The National Human Genome Research Institute (NHGRI), which is part of the National Institutes of Health (NIH), has announced grants of nearly $19 million for developing technologies that could drastically bring down DNA sequencing costs. Many of the projects are utilizing nanotechnology to achieve this motive.
The costs involved in DNA sequencing have reduced considerably due to improvements in technologies, processes and tools. The Advanced DNA Sequencing Technology Program was launched by the NHGRI in 2004. It aimed to produce high-quality genome sequences of approximately 6 billion base pairs for $100,000 each. It surpassed this goal in 2009. Presently, the cost of human genome sequencing is less than $8,000.
The program director for NHGRI's Advanced DNA Sequencing Technology Program, Jeffery A. Schloss stated that many research teams who have received grants will be utilizing nanotechnology.
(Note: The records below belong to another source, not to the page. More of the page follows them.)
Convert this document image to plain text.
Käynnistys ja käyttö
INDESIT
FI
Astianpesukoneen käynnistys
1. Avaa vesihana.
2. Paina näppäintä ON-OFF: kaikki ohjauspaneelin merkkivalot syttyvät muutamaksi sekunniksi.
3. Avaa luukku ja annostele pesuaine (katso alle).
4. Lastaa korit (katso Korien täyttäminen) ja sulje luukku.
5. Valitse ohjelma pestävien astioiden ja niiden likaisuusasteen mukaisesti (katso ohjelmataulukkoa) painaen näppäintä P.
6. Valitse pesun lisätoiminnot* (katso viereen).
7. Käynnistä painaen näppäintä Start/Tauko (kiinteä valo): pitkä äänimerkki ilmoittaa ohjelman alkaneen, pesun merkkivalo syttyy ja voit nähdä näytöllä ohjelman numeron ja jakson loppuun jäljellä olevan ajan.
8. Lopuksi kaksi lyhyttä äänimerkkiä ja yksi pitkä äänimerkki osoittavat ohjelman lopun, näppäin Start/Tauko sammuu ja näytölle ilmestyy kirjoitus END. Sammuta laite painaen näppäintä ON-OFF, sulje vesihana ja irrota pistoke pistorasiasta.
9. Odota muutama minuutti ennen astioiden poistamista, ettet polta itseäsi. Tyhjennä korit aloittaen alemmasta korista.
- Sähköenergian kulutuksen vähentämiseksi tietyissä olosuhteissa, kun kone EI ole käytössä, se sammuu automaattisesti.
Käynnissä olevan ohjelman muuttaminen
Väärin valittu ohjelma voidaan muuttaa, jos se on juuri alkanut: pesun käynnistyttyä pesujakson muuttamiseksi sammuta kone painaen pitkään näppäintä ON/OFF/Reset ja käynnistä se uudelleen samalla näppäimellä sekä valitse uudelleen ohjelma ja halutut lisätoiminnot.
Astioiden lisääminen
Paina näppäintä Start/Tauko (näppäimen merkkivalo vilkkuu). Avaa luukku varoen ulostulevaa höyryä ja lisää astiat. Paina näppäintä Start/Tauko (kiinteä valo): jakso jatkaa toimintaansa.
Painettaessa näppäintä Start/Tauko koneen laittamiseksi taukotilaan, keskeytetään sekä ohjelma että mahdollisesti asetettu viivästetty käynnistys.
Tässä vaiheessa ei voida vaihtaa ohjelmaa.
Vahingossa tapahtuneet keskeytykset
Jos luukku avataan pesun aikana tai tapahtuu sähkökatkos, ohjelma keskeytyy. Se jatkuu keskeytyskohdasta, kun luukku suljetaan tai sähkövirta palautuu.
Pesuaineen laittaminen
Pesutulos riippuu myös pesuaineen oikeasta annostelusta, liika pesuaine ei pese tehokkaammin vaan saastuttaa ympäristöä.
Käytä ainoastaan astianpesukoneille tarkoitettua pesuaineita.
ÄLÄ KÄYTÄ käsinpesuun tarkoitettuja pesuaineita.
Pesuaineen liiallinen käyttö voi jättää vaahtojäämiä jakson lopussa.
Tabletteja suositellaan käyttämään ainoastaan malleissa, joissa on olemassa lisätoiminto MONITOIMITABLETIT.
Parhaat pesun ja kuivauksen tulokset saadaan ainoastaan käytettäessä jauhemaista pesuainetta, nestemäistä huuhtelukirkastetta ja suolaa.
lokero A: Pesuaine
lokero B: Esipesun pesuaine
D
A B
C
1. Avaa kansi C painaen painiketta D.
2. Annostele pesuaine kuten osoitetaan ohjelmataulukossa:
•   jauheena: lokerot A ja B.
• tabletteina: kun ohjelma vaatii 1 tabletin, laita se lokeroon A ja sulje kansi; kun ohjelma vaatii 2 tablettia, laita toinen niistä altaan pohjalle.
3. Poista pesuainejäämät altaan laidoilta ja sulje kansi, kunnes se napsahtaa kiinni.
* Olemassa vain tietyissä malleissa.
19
Many projects are using nanoscale devices for DNA sequencing.
The researchers will be using nanoscale structures for precisely manipulating DNA molecules. A single strand of DNA has a diameter of 2 nm, while human hair has a diameter of 100,000 nm. They will be studying nanoscale sensing modes.
Genapsys in Redwood City, CA, has been awarded $3.3 million for developing chip-based DNA sequencing in a gene electronic nano-integrated ultra-sensitive platform. Harvard University researchers have been awarded $3.6 million for developing a scalable graphene nanopore sequencing device.
NIH has granted $4.5 million to GnuBIO for increasing the speed of whole genome sequencing by improving single channel microfluidic instruments. Columbia University researchers have been awarded $1.5 million to develop faster electronics to enable nanopore array-based sequencing.
Intel, University of Twente, Columbia University, Pacific Biosciences, and Northeastern University are among the other winners of the NIH/ NHGRI grants.